New union transparency rules are much-needed and welcome

The Trump administration last week announced new rules increasing and improving union transparency. This is the right move, and it is something union members broadly support.

Unionized workers put millions of dollars each year into the organizations that represent them in the workplace. In many states, they are forced to contribute to unions from their paychecks as a condition of employment even if they choose not to join a union. In most union shops, none of the current workers have any say in establishing their union as the monopolistic entity bargaining on their behalf.

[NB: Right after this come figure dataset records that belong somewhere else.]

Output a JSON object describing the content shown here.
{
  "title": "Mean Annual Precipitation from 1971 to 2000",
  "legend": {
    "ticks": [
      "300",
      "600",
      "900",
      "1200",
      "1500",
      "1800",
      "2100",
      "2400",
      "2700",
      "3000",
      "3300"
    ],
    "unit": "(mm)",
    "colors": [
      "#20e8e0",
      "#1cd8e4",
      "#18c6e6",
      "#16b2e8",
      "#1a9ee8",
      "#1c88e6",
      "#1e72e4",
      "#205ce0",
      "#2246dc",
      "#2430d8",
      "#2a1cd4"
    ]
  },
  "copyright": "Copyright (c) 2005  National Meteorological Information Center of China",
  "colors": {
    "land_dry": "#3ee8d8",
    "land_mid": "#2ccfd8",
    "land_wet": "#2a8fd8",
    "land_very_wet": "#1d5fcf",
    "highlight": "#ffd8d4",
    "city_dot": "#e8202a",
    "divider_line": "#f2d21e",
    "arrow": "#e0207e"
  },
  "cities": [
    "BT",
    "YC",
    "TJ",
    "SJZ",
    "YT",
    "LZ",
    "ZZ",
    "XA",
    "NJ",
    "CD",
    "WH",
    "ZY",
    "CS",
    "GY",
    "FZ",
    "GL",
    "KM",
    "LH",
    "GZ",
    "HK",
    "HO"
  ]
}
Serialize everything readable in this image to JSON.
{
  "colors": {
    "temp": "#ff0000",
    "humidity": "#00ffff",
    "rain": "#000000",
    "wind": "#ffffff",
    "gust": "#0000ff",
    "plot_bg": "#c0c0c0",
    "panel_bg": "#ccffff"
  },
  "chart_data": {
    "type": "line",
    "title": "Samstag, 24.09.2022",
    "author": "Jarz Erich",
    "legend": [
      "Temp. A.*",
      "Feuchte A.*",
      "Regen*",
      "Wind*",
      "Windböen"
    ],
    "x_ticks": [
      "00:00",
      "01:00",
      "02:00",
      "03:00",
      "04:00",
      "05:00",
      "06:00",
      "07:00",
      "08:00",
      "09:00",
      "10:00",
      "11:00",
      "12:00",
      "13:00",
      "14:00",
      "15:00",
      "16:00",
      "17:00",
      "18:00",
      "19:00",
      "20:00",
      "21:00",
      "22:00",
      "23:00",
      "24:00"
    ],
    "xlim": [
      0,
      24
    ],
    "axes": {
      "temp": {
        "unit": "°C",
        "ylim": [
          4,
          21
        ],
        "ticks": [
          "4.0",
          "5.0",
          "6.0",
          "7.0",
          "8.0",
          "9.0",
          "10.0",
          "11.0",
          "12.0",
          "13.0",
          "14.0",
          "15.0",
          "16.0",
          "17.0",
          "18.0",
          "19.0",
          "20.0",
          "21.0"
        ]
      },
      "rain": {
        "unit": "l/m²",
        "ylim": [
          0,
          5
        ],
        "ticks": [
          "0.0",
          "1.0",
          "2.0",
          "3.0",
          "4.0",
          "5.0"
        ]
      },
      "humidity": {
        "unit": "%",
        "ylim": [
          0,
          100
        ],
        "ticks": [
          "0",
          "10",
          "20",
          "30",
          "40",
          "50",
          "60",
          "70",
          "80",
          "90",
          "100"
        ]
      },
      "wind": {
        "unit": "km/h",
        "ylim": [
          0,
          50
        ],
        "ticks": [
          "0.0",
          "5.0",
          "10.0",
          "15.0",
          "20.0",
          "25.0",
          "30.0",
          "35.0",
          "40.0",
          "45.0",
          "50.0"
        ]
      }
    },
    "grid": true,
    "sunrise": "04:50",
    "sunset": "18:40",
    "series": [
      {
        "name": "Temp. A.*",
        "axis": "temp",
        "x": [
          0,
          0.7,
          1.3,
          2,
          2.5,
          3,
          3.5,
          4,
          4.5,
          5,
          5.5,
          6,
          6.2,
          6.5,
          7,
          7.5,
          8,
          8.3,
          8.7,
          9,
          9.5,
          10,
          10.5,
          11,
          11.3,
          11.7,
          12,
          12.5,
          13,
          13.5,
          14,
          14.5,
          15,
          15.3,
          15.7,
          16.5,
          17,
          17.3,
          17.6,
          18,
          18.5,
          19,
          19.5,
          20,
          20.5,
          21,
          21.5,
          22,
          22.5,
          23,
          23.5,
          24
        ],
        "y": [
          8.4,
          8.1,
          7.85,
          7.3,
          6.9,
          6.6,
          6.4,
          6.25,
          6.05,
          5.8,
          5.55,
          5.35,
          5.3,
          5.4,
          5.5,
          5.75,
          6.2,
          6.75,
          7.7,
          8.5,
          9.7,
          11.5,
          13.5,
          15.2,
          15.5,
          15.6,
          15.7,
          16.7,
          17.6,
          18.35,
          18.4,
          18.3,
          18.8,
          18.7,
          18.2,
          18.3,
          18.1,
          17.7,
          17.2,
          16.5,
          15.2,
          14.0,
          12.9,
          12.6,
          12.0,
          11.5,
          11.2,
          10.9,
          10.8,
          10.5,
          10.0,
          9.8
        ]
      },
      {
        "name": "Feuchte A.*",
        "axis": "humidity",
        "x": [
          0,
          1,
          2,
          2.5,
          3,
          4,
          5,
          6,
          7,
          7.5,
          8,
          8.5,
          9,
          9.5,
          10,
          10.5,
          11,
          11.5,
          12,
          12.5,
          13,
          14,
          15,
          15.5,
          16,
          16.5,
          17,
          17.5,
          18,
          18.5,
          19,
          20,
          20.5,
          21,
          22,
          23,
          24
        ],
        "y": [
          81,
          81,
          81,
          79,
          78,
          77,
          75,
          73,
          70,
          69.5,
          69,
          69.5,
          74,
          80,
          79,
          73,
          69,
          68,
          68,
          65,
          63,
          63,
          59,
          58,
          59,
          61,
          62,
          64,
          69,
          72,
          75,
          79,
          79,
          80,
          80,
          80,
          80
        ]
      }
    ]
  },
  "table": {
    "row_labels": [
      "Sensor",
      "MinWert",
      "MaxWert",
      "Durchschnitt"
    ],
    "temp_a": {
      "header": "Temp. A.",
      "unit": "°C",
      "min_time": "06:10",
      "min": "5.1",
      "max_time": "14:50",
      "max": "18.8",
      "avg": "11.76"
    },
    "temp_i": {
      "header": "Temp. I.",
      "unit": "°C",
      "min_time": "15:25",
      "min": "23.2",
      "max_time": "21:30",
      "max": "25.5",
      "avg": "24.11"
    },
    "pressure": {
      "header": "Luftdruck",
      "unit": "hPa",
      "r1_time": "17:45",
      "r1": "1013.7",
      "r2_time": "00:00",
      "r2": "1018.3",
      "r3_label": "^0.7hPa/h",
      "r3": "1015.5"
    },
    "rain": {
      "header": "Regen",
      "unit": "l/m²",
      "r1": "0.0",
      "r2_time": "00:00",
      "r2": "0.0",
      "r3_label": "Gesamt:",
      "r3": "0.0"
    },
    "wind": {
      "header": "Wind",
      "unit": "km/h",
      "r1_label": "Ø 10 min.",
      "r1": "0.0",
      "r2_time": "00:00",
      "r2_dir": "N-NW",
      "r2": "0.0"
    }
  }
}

This is why all workers deserve absolute transparency as to how their membership contributions are spent. Union bosses tend to resist such transparency kicking and screaming. Unfortunately, they can often find Democratic politicians willing to support their cause. This is not how it was when the Department of Labor was first created. From its inception, the department made sure that unions would be accountable to their members and fee-payers.

Although union corruption is nothing new, the last few years have seen a number of high-profile lapses in accountability that cry out for greater oversight. Most recently, this includes the criminal convictions of eight former United Auto Workers bosses of embezzling union trust funds. It also includes last week’s separate and unrelated indictment of former UAW President Gary Jones for embezzling more than $1 million in union funds.

In order to prevent such criminality and guarantee transparency, the Trump administration has announced new rules for union financial disclosure that would have prevented most of these abuses had they been in place sooner.

The new rules will force annual disclosure of funds in trusts in which unions have a stake, in addition to other union funds and officials’ expenses. Until now, union bosses have been able to hide funds from federal scrutiny by putting them into trusts over which their unions do not have complete control.

These rules are not only fair and just but also necessary. Unfortunately, for decades, Democrats have taken the side of anti-transparency union bosses. For the longest time, they resisted full disclosure of the benefits paid to union officers and employees, as well as the names of those buying assets from or selling them to a union. Such a lack of transparency positively invites abuses.

According to the latest data, the rate of union membership in the United States declined last year to 10.3%. One reason for this is the changing nature of modern employment — another is the fact that workers are fed up with putting inordinate faith in corrupt leaders who resist and avoid transparency.

Like corporate and government transparency, union transparency should be a bipartisan issue. As long as workers are made to hand over their hard-earned cash in exchange for union representation, there is no reason the public should not have a full accounting for every single dime handled by every single labor union.